Then Sequence.sum() could have a one-line implementation that just calls Element._sum(self), and the algorithm would be dynamically dispatched through the element type.
• • •
That’s all well and good, and it would work great for the standard integer and floating-point types.
Of course, for the standard library to add a customization point to a protocol, it must also provide a default implementation along with it. The only reasonable choices for that are to trap, which is not desirable, or to use the general-purpose implementation reduce(.zero, +).
The reduce implementation is a perfectly fine default, but it makes things difficult for generic types that prefer a better algorithm.

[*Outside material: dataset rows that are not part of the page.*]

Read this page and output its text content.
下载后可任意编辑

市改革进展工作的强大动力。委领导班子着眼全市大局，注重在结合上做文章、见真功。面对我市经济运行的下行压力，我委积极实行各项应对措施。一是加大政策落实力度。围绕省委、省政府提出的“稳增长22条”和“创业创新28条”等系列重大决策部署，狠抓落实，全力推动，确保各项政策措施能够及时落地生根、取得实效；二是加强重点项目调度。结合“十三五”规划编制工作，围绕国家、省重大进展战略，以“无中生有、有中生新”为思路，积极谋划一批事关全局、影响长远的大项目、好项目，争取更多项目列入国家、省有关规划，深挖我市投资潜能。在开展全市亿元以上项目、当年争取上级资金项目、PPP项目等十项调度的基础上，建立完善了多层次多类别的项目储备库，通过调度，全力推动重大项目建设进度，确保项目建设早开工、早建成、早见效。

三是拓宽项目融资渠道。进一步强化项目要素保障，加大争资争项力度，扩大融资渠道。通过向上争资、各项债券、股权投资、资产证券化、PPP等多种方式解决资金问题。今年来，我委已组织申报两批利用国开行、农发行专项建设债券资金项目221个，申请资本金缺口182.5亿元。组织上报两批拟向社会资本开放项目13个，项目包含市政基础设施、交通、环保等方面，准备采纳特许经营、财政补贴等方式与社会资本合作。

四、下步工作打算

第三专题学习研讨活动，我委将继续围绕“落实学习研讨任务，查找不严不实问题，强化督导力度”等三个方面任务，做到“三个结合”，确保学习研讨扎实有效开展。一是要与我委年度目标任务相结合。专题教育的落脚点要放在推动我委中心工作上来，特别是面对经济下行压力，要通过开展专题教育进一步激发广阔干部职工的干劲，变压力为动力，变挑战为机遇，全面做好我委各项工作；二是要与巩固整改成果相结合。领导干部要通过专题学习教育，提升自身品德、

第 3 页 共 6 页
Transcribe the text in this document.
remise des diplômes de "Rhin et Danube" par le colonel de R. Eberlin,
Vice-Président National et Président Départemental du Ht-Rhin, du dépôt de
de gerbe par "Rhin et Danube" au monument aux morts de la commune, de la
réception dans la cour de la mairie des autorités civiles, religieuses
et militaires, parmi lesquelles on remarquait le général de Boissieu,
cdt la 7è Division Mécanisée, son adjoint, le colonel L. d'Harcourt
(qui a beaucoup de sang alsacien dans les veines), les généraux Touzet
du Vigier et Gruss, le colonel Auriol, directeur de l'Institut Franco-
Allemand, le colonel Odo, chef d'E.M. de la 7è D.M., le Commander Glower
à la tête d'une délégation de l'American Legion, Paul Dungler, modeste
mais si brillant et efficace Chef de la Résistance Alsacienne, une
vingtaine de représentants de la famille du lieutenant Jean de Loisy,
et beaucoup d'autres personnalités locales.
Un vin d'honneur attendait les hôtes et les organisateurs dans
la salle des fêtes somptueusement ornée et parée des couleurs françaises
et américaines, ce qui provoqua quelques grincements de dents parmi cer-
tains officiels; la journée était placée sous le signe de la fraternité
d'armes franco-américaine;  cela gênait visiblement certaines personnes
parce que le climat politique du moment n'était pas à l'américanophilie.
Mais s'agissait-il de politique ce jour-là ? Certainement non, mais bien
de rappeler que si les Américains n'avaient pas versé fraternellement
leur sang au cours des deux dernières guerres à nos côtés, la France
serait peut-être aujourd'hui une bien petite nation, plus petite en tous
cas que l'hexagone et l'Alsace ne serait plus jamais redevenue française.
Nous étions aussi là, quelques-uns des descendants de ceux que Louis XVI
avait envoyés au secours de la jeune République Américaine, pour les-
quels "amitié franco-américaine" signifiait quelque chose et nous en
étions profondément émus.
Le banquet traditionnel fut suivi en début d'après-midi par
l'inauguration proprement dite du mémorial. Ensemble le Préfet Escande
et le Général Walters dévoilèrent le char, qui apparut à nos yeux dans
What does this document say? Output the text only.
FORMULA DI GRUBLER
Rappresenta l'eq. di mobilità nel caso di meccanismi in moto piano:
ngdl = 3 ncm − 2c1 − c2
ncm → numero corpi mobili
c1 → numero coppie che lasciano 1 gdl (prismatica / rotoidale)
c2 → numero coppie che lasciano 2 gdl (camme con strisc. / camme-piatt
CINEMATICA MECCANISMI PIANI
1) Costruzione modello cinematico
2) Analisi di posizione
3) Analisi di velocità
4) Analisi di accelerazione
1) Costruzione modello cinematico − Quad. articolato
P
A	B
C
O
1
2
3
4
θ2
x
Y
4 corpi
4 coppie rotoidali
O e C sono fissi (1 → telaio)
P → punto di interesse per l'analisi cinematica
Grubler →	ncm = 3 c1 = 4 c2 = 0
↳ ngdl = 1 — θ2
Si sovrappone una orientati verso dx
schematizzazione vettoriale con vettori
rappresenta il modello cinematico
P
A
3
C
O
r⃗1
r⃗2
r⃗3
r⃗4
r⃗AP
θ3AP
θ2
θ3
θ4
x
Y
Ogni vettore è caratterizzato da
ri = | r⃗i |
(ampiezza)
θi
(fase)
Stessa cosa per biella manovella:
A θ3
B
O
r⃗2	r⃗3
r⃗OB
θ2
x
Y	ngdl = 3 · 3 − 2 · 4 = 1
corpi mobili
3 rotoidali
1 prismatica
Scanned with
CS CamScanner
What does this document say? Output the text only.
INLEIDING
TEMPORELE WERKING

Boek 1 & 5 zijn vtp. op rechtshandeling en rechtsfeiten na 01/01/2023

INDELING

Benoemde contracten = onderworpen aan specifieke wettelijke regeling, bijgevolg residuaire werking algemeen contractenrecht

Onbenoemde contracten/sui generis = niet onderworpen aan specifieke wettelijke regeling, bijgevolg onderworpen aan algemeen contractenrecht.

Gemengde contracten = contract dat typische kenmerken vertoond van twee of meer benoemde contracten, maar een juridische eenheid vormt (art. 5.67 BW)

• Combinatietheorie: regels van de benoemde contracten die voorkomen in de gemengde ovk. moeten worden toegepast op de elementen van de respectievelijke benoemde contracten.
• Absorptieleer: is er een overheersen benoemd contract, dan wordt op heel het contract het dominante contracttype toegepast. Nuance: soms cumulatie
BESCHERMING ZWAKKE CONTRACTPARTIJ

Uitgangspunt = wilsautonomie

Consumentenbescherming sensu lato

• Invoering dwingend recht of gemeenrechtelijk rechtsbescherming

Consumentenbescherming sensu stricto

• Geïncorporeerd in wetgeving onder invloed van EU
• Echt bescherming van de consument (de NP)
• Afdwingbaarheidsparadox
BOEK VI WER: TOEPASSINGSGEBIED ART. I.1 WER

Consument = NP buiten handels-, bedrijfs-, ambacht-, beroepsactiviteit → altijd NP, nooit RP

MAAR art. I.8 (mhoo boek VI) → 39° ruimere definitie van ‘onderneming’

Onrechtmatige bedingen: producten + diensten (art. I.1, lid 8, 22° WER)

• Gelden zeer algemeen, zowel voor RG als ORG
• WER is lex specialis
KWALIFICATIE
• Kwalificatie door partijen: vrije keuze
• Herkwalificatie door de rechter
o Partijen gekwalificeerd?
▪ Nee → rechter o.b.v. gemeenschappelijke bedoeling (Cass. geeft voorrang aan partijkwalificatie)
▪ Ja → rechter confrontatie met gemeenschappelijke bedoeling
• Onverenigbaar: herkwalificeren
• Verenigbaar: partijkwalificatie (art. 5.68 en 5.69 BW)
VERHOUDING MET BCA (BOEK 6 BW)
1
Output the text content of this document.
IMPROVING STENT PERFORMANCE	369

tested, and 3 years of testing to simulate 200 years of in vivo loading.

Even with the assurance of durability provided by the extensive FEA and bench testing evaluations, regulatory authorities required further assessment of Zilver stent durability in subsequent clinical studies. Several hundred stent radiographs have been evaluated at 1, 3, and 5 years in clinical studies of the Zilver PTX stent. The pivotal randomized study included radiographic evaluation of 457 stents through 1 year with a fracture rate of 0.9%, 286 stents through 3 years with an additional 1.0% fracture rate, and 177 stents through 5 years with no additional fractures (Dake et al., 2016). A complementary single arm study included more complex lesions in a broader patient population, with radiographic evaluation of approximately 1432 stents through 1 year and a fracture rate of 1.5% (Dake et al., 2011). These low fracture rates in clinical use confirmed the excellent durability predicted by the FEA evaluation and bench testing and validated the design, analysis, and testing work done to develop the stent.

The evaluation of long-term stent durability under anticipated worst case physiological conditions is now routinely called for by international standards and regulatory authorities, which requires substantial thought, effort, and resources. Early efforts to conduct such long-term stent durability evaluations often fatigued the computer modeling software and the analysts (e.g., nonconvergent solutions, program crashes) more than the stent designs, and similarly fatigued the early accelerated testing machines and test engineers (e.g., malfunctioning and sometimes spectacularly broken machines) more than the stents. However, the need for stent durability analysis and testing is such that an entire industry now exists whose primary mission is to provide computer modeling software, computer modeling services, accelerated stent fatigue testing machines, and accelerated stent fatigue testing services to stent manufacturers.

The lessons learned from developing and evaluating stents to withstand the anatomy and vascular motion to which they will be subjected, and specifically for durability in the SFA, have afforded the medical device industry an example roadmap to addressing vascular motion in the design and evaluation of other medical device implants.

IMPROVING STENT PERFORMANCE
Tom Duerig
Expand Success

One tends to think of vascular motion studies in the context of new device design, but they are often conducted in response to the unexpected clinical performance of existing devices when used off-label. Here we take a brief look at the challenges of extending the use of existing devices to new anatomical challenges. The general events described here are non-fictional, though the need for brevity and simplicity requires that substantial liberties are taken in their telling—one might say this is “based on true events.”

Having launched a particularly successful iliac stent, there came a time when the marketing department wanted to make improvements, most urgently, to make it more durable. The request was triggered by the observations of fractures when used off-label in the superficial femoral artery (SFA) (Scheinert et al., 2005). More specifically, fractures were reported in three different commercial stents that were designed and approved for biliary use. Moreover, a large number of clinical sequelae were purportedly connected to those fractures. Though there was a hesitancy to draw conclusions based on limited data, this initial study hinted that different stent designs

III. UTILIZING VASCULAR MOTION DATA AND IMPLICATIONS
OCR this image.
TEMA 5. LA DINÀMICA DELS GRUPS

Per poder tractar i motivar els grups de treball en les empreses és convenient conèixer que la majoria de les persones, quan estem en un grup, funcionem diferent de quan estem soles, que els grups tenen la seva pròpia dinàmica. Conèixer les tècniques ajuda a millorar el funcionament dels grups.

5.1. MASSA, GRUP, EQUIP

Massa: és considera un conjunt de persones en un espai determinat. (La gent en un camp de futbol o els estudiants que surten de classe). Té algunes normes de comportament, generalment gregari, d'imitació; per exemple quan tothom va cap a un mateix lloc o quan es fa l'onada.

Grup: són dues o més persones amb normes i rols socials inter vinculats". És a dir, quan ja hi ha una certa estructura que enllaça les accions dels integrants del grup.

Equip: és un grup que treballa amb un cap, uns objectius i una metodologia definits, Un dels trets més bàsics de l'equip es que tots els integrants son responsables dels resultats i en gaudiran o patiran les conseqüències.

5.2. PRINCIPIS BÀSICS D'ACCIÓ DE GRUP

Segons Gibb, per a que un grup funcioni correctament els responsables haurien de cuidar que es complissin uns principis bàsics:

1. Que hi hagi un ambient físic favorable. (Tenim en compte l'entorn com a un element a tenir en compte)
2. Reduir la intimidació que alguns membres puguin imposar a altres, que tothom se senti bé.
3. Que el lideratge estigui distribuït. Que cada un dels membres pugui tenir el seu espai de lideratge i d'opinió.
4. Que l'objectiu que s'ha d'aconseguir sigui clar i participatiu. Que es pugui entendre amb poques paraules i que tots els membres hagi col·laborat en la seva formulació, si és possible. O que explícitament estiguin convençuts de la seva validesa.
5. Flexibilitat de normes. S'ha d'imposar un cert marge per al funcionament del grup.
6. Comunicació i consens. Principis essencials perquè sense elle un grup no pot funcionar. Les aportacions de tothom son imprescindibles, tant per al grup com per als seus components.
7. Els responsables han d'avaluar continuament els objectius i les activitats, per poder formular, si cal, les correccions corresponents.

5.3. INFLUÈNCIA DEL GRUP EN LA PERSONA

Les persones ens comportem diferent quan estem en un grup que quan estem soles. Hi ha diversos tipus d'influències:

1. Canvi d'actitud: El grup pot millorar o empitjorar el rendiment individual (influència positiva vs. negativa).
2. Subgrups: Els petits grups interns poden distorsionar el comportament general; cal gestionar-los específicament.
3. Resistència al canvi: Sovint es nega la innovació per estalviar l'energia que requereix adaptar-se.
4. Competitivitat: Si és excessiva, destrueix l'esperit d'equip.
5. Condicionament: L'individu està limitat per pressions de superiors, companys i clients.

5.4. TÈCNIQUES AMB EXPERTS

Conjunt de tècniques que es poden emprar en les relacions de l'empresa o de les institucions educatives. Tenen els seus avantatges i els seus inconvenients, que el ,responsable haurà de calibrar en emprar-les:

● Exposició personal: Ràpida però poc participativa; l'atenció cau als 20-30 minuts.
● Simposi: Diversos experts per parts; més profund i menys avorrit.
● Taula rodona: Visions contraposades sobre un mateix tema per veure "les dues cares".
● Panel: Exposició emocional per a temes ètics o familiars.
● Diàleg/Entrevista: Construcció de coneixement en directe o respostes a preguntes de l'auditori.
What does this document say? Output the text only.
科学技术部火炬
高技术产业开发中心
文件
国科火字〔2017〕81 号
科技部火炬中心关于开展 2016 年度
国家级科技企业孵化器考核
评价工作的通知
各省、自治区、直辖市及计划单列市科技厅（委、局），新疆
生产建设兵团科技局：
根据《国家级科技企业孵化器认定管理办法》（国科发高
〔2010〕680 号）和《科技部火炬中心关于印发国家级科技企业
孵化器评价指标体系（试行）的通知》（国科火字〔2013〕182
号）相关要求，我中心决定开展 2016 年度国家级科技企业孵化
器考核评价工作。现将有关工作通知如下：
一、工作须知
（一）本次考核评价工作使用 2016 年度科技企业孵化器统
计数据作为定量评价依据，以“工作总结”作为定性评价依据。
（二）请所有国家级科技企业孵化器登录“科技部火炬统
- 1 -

This isn’t too bad for something like Complex whose generic parameter is always floating-point, but even there the Numerics library would want to provide a custom implementation of Complex._sum() that essentially duplicates the standard version for floating-point, perhaps with a special-case branch for Float and Float16.
• • •
However, one can imagine a Matrix<Element> type, whose Element has no intrinsic constraints. Matrix would conditionally conform to AdditiveArithmetic when its Element does, so it would have to provide a single implementation of _sum() that works for integers, floats, complex values, and other matrices, as well as 3rd-party types.
It is perfectly sensible to sum a sequence of matrices (provided their dimensions match), but there’s no good way for the implementation of Matrix._sum() to make use of Element._sum() when doing so.
If we constrained to Collection instead of Sequence then Matrix._sum() could do a multi-pass traversal, summing each position separately with Element._sum() via a lazy map of the collection.
That would make it easier for Matrix to provide a correct conformance, but it would still leave the pitfall that the author of Matrix might not notice they need to implement _sum(), since the default implementation would be present and would even work correctly for some Element types.
It also would seem like a rather arbitrary restriction, since summing makes perfectly good sense for single-pass sequences.